Abstract

UPC++ is an emerging Partition Global Address Space (PGAS) library. The performance of UPC++ applications is highly dependent on the efficiency of the communication runtime. Current UPC++ runtime relies on MPI and native IB verbs based conduit implementations of GASNet communication middleware. Hybrid MPI+UPC++ programming model is seen as an attractive way to program next generation systems. However, current approach towards a hybrid model requires the use of the GASNet-MPI conduit which implements one model on top of the other, thereby significantly limiting the performance.
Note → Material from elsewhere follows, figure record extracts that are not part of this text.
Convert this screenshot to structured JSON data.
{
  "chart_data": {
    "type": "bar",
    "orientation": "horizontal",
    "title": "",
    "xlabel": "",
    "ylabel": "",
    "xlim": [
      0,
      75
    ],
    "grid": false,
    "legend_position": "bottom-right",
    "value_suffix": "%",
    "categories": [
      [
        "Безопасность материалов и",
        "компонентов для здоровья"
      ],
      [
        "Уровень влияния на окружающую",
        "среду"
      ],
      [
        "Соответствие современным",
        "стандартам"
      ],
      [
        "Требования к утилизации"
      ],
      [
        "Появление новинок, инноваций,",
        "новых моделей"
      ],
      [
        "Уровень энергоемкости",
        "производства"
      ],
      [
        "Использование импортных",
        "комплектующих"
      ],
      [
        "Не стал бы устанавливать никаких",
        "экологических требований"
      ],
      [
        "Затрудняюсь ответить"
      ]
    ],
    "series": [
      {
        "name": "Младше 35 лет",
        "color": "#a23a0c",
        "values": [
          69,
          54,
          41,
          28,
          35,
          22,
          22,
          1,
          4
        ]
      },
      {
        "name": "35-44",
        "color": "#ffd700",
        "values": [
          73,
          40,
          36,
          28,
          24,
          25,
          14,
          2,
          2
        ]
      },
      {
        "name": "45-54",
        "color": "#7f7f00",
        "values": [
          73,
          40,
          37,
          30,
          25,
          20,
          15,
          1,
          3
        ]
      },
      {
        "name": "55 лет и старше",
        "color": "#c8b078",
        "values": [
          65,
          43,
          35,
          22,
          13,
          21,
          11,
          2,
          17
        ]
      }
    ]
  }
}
In this paper, we propose a unified runtime based approach that natively unifies both MPI and UPC++ models to achieve better performance and deadlock free execution. We evaluated our design on a pure UPC++ based microbenchmark which we implemented on top of OSU Microbenchmark (OMB) suite. To evaluate application level performance, we implemented a Gauss-seidel based 2D-heat diffusion kernel in UPC++ and redesigned LULESH (3-D shock hydrodynamics simulation) using MPI-3 Non-blocking Collectives (NBC) for hybrid MPI+UPC++ models. At microbenchmark level, the proposed approach achieves up to 15X and 35X speedup over GASNet-MPI and GASNet-IBV conduits, respectively for dense collective operations on 128 cores. The application level evaluation of 2D-heat shows that our proposed approach achieves up to 30% improvement on 512 cores. Finally, we demonstrate the design benefits of NBC redesigned hybrid implementation of LULESH over pure MPI and pure UPC++ and show that our unified runtime based approach can achieve up to 6% improvement in total execution time on 216 (63) cores.